D’une main tremblante Mycroft indiqua l’estrade sur laquelle la lady prit place.

Vous pensez que la présence de cet admirable individu était ici justifiée par les divers éléments composant ses beautés intérieures et extérieures – et certes j’ai d’ores et déjà prévu de publier une ode à cette véritable perle de diamant sous la forme d’un bulletin – pourtant telle n’est pas l’absolue vérité.
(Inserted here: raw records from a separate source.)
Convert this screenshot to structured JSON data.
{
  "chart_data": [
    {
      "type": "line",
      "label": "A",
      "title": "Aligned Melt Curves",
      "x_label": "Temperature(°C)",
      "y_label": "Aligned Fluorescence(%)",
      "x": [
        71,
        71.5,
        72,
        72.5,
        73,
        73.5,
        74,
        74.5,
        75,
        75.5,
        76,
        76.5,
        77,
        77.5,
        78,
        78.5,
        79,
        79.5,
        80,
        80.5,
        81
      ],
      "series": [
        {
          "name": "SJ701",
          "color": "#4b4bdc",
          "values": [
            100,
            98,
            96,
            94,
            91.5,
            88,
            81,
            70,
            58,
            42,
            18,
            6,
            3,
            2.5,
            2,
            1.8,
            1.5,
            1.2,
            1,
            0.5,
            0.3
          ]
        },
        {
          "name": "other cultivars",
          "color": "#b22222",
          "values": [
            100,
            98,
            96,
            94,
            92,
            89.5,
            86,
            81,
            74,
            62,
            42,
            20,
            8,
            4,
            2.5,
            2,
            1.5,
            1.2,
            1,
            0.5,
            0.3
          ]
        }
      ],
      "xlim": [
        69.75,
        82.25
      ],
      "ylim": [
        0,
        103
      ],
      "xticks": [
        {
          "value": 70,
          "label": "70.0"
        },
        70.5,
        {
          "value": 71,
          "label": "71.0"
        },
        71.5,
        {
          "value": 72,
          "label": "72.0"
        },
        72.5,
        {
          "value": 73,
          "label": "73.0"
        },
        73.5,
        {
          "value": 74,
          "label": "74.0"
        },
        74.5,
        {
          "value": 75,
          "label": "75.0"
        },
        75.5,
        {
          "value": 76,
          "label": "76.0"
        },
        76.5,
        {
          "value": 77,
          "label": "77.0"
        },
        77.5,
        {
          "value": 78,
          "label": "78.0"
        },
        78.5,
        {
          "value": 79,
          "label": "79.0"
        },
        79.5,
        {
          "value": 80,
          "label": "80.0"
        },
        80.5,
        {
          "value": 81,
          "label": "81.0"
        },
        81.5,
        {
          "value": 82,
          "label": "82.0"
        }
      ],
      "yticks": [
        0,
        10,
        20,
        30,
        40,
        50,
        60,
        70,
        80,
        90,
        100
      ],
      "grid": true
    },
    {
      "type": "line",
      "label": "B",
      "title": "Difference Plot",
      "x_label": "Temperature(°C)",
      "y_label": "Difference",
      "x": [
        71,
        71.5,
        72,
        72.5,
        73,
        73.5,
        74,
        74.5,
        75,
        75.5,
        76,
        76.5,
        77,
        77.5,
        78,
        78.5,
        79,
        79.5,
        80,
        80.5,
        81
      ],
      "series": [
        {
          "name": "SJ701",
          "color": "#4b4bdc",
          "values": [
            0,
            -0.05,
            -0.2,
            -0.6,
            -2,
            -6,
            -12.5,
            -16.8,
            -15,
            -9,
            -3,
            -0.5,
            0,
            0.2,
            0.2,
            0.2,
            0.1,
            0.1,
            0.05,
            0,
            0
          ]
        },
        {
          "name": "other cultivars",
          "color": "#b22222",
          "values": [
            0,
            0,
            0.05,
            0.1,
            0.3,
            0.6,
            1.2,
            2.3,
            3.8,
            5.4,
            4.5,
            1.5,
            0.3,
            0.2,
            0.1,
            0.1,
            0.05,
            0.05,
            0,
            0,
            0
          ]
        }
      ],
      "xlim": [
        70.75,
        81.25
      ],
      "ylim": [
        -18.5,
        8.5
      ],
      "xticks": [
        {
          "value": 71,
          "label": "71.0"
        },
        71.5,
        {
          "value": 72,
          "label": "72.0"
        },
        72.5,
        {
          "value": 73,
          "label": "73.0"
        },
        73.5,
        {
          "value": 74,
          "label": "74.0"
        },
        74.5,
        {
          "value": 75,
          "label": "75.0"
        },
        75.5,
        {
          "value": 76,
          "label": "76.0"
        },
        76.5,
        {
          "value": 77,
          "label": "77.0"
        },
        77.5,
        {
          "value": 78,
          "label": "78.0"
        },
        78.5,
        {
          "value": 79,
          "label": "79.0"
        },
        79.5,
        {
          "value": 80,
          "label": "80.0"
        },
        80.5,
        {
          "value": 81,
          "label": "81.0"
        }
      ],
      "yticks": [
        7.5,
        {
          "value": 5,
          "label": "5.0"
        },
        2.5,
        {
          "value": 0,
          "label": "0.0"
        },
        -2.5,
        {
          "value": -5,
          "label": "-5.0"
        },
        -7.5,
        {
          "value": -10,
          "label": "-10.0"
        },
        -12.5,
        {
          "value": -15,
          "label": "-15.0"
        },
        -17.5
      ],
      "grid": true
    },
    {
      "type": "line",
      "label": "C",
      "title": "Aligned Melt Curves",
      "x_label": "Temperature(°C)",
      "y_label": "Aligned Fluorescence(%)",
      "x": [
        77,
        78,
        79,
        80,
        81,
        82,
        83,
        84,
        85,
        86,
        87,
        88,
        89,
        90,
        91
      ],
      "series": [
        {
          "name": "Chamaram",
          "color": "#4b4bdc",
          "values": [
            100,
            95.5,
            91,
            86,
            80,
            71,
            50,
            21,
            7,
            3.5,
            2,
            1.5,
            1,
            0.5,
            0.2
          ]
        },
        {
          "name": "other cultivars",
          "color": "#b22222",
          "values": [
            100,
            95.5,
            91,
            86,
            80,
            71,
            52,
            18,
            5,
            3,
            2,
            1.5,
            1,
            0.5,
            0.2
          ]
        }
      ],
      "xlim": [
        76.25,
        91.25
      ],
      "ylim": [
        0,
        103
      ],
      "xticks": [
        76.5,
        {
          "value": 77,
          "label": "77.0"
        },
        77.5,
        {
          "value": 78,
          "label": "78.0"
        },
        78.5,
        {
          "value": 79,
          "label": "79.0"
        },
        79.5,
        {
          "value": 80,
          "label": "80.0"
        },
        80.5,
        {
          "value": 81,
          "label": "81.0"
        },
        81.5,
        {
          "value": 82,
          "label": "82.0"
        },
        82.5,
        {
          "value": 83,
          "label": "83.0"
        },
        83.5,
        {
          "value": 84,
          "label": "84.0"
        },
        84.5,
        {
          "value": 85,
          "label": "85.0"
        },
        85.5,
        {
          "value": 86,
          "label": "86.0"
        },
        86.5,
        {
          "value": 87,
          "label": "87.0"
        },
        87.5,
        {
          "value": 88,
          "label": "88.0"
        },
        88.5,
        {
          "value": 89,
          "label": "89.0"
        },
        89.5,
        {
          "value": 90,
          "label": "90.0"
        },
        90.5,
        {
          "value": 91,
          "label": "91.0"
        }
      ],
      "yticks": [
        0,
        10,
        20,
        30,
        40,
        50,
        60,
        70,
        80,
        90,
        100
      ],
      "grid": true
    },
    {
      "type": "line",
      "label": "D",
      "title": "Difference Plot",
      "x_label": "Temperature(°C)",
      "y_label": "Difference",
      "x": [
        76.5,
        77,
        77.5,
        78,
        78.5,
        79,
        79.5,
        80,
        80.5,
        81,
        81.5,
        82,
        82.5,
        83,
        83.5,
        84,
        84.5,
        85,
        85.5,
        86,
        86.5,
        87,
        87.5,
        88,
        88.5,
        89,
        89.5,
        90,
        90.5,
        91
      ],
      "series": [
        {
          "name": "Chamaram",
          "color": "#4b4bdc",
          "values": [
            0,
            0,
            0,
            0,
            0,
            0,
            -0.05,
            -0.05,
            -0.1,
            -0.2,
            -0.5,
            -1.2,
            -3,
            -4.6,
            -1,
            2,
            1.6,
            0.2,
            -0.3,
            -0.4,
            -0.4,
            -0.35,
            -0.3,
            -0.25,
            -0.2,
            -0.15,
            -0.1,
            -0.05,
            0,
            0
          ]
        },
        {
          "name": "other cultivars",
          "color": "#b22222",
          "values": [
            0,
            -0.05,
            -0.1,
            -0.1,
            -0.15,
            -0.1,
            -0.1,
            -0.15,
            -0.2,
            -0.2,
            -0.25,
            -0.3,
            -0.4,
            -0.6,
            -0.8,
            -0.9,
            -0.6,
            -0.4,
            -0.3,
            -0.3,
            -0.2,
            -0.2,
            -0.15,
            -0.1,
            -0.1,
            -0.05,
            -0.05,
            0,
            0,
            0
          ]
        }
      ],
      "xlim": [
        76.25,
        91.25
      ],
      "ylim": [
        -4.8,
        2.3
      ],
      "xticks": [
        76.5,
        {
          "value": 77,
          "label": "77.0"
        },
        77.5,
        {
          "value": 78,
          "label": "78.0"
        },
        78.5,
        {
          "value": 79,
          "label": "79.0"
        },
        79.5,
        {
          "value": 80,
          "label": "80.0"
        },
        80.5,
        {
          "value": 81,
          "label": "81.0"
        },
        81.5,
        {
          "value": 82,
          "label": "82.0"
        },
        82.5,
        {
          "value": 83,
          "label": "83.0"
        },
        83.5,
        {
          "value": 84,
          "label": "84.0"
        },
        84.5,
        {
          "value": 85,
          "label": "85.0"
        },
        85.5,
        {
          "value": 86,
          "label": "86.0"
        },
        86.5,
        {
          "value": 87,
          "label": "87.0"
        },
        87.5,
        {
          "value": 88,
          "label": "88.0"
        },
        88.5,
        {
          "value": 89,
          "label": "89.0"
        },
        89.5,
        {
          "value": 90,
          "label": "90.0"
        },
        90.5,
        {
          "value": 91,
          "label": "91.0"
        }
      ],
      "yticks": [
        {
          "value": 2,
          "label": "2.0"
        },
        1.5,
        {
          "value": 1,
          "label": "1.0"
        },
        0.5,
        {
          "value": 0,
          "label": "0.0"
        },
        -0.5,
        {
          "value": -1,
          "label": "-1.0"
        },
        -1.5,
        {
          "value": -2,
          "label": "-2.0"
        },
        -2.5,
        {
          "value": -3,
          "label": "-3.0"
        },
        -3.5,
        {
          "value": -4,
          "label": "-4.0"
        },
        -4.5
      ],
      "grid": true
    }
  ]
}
Ah ! Quand vous saurez, chers lecteurs… quand je vous aurai appris ses savoirs, ses démonstrations, ses théories qui sont sur le point de révolutionner le monde tout entier, vous ne pourrez que partager notre admiration. La littérature va enfin perdre la mue qu’elle traîne depuis bien trop longtemps, les arts feront l’effet de pommes pourries sur leurs branches enfin soumises à la gravité. Nos concepts sur l’univers, l’alchimie, les sélénites et autres créatures extraterrestres, le temps, la matière, l’éther, l’individu, le cosmos, l’anti-cosmos, le néant, la mort, la vie, le magnétisme, l’âme, les anges, les arts noirs, l’existence toute entière, tout cela sera soufflé comme un pissenlit, tous nos anciens vœux perdus dans le vent du souvenir.

Voilà : elle  s’était saisie d’une longue plume, d’un emballage de livres, et de charbon taillé. (Les quinze œufs d’autruches, le dodo naturalisé, les placards de bocaux à spécimens, les générateurs à électricité ne furent utilisés qu’à trois heures du matin, et nous verrons plus tard dans le récit à quel génial usage). Puis, lorsque le premier schéma fut tracé déjà le…

J’interromps ici mon récit car la démonstration dura toute la nuit et je me rends compte que les lecteurs désormais aiment les récits courts, je vais donc me plier à cette règle de concision. Tant pis, vous ne saurez jamais.